Californians Reject Energy Props, Could Get High Speed Rail

Election results are still pouring in all around the country, and while the cleantech community is surely celebrating the new president elect, sorting out the results of California’s propositions is not as cut and dried. Californian’s have rejected Propositions 7 and 10, which would have increased renewable energy targets and given incentives for alternative fuel vehicles, respectively. Meanwhile, the prospect of a high-speed train is getting stronger, as prop 1A leads with more results still coming in. Here’s a break down on the election results for the propositions we profiled in our voter’s guide.

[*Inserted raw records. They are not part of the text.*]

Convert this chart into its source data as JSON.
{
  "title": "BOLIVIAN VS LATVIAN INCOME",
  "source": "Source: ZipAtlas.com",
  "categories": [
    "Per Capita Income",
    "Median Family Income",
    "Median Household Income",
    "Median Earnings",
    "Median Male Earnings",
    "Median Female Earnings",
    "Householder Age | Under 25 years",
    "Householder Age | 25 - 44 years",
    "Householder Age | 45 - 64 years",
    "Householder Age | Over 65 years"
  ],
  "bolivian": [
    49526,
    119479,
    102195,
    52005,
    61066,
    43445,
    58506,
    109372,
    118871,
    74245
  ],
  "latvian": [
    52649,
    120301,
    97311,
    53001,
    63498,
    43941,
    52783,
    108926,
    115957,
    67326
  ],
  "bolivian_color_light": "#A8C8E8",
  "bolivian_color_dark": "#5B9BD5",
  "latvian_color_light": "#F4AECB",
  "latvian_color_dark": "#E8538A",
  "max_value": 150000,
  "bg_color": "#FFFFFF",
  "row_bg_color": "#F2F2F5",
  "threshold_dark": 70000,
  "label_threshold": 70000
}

Proposition 1A: High-Speed Passenger Train Bond: LIKELY TO PASS: The results on this prop have yet to officially be called, but it looks like Californians have agreed to put $9 billion into a high-speed train project that would connect Los Angeles and San Francisco. Debate around this prop was pretty straightforward and centered on the burden for the taxpayer. The proposition authorizes the state of California to issues $9.95 billion worth of bonds. While the rail is far from being built and represents the largest public works undertaking in the state’s history, California has taken a large step toward constructing America’s first high-speed rail system.

Proposition 7: The Solar and Clean Energy Act: NO:
The proposition would have raised the state’s renewable energy targets to 40 percent of the total energy mix by 2020 and 50 percent by 2025. Many groups that would normally endorse higher green energy goals, including environmental groups and cleantech startups, opposed this proposition claiming the confusingly written measure would actually slow renewable energy development. “I think people in California were able to see that Prop. 7, the way it was written, was not going to work,” Jim Metropulos, senior advocate for the Sierra Club, told SFGate. California will still need to work hard to meet its existing renewable portfolio standard to generate 20 percent of its power from renewable sources by 2010.

Proposition 10 The California Renewable Energy and Clean Alternative Fuel Act: NO:
T. Boone Pickens may have poured millions
into the Yes on 10 campaign, but it was to no avail. The measure, which would have provided big rebates for consumers purchasing alternative fuel vehicles, could have propped up natural gas vehicles with billions at a time when the electric automotive revolution looks to be starting. The prop would have been paid for with $5 billion in state bonds. This takes more wind out of the Pickens Plan’s sails.

San Francisco Proposition H: The San Francisco Clean Energy Act: NO:
San Franciscans have rejected the proposition of the city running its own public power system a dozen times now. This year the measure, which would have given the city supervisors the power to acquire PG&E’s electrical distribution grid, was wrapped in green energy mandates, including the lofty goal of getting the city to generate all of its power from renewable sources by 2040. PG&E will maintain control of its facilities for now and will still have to meet California’s renewable portfolio standard.